そして、私と彼は、さようならをした。彼は、目の敵にされているのは彼の方だと思っていた。彼は自分が離れたら、私への嫌がらせはなくなると思っていた。私は、それは違うことはわかっていたけど、彼に従えば、彼はこれ以上、巻き添えをくわなくてすむ。お互い、また会えたらと、こっそり耳にささやきながら、さよならをした。
あの日も、東京タワーが窓に映って、残業の明かりが残るビルが、闇の中に輝いていた。
そして、今日、ここに私を連れてきて、本当に自分のものにしようとしていた。自分のものにして、捨てようとしていた。

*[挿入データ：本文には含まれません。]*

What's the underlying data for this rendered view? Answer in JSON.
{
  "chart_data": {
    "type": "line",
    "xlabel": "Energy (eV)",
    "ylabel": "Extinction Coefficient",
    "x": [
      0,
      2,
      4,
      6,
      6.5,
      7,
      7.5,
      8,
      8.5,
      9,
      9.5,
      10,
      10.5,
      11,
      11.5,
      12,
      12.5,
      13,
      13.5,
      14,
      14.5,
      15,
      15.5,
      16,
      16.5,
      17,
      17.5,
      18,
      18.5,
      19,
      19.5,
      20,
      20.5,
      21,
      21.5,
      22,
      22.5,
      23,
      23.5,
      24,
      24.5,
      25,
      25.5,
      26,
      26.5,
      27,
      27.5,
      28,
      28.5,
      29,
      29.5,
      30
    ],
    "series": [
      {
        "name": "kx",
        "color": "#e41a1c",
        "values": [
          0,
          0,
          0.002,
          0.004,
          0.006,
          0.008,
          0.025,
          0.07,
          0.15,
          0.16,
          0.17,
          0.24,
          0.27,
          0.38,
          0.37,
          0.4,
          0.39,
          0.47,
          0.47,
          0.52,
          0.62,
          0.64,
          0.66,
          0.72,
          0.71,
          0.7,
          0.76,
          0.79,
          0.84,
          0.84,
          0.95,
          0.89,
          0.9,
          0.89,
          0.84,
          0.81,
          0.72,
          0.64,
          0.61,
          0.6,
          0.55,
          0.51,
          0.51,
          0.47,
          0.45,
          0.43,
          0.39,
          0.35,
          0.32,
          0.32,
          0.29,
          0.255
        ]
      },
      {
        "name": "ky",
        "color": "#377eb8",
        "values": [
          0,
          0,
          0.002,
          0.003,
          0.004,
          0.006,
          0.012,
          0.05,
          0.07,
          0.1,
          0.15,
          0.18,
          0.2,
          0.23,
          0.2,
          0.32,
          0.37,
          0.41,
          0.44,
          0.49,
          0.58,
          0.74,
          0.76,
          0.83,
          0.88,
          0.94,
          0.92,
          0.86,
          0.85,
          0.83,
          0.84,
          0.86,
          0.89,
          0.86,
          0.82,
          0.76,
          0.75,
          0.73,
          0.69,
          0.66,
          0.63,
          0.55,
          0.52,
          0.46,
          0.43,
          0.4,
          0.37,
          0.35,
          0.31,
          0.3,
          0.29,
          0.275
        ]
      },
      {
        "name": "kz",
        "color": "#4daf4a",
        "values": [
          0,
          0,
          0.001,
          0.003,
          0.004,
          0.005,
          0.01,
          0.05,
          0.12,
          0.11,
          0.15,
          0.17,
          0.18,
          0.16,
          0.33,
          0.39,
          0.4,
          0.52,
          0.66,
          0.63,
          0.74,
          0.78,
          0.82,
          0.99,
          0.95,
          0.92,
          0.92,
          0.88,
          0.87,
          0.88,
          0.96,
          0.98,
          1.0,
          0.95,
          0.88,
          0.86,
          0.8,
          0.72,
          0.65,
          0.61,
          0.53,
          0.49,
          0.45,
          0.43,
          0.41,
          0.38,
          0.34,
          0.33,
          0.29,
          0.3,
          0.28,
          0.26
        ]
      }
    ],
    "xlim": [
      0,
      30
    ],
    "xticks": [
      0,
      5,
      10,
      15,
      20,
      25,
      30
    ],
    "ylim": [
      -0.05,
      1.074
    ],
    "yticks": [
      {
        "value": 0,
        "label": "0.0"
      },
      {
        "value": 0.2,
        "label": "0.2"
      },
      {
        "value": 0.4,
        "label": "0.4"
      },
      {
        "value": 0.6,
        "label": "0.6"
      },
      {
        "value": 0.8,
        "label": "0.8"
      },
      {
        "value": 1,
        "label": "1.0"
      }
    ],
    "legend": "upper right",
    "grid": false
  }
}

私も、もう、あの時のような、少女ではないというのに。男は子供のままだった。だから私は、男のたくらみを逆手にとってやった。男は、私が男のものになったのだと思い込ませ、気を許したときに、屈辱を味わわせてやろう。そう思って、あの日から、この男に従うふりをしてきたんだ。
ウイスキーの香りが薄れてくる。私の体の中のギムレットも、もう時間切れらしい。
男が私のネックレスを撫でた。
「このまま俺といるか」
男はいつもの自慢げな顔で、私に向かって言った。やっと、終わる。
「いいえ。私は楽しくない。あなたも、このネックレスも、大嫌い」
この後のことは、あまり覚えていない。男が暴れたような、怒っていたような、そんなだった気がする。私の顔に、傷がうっすらついていた。
まだ、騒々しい街の空気を吸った。私は、駅の方に向かって歩く。まだ、体が疼いている。もう、済んだはずなのに。嫌な時間は、終わろうとしていたはずなのに。私は、もしかしたら、逆手にとるなんて、できていなかったのかもしれない。あの男は、私が嫌がればそれはそれでよかったのだ。私が捨ててやっても、それこそ私を馬鹿な奴だと思うくらいだ。私はやっぱり、少女のままだったのかもしれない。やっぱり、私はずっと、ラムネみたいな味の恋がいい。このこころの疼きを直してくれる薬は、ラムネの味しかないのかもしれない。
彼は、こんな馬鹿な私を、もう一度受け入れてくれるだろうか。
彼に、会いに行ってみようか。
いいや、やっぱりやめておこう。
二人の、しゅわしゅわとくすぐったいあの時間を、汚したりなんて、したくない。
きっと、このまま歩いていけば、どこかでまた、ラムネ味の恋に会えるかもしれない。
このまま、進んでいけば、また、どこかで、きっと会える。
そう思ったら、体がしゅわっと、軽くなってきた。
横断歩道の向こう側で、誰かが手を振っている。
心の中で、ころん、とビー玉が転がる、音がした。
※このお話はフィクションです。